Even with an employee ownership model, accountability and governance around business decision-making needs to come from the top. “Employees, whether they own shares or not, need to trust the leadership of a practice to make the right decisions and move the practice in the right direction,” said Ray.
What It All Boils Down To
So, what does this all mean for the owner of a small architecture practice?
Chances are, if you have recently started your own practice after working under someone else for decades, you very well might not want to give up any of your practice, said Archibiz Mentor Tim Smith. That’s perfectly fine and acceptable, and you shouldn’t feel any pressure to do so if you do not want to.
It might not be the best idea if you are a solo practitioner with just a couple of graduates on your team either, adds Bec. Rather than delving into this model, it would be more appropriate for you to ensure you have your finances and operations in order first to make sure your business is financially sound.

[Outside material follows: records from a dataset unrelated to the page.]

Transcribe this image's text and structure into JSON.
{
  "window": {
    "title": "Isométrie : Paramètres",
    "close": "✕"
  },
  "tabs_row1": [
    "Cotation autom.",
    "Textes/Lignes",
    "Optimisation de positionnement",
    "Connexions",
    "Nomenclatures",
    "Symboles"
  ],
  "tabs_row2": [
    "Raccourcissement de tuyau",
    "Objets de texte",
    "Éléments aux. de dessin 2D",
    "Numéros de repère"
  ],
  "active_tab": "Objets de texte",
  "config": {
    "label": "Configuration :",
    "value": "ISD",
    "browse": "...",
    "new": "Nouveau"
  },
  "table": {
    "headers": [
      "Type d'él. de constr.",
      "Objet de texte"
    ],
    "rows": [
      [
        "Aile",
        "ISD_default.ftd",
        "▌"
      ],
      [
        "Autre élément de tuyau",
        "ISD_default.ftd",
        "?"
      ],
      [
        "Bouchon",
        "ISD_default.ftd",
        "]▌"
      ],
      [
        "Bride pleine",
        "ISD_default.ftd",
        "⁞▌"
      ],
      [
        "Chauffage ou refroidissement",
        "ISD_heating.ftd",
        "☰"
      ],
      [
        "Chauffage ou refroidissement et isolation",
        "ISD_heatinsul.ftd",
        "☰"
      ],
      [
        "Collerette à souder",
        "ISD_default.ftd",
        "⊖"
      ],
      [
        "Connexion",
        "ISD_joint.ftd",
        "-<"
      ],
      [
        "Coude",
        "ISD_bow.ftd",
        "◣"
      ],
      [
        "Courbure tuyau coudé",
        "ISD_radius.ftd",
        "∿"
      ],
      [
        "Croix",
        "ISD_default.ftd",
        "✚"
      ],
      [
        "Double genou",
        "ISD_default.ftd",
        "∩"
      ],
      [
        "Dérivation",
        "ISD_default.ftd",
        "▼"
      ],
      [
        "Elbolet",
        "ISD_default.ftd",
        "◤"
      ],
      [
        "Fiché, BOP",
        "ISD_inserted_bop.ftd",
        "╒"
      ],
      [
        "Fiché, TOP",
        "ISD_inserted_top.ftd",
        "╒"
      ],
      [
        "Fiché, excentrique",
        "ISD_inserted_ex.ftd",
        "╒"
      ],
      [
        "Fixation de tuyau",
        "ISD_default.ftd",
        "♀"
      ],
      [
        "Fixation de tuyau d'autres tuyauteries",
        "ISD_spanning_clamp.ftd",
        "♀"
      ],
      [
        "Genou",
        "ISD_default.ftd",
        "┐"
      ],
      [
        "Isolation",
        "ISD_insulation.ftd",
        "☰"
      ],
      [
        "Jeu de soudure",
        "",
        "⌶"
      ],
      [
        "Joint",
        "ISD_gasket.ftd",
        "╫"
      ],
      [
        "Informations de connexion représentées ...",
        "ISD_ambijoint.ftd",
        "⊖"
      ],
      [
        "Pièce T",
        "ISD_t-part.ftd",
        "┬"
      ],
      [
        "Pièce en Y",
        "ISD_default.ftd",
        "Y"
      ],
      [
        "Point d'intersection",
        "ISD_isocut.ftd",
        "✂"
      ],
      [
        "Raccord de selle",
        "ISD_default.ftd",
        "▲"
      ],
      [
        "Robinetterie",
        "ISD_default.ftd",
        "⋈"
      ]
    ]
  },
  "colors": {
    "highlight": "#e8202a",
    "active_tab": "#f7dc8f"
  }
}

However, for those that are interested and have the bandwidth to take this on, an employee-owned model could provide some fantastic benefits to both you and your employees. As a starting point, research the different structures that are out there and find what works best for you.
Perhaps you don’t want to offer shares directly, and prefer to offer your employees “options” that can be converted into shares at a particular milestone. Or, maybe you’d like to take on a hybrid model that blends a trust with an employee stock plan. There exists a great variety of options out there, so you’ll want to learn about the pros and cons of each one.
Now that “the tidal wave has begun,” it’s also crucial to remember that employee ownership is “about accessibility and having a more equitable distribution of wealth,” said Bec.
If that’s something that resonates with you, then perhaps it’s time to do some homework and think about your vision for your practice and what sort of impact you want to create for both your employees and your work.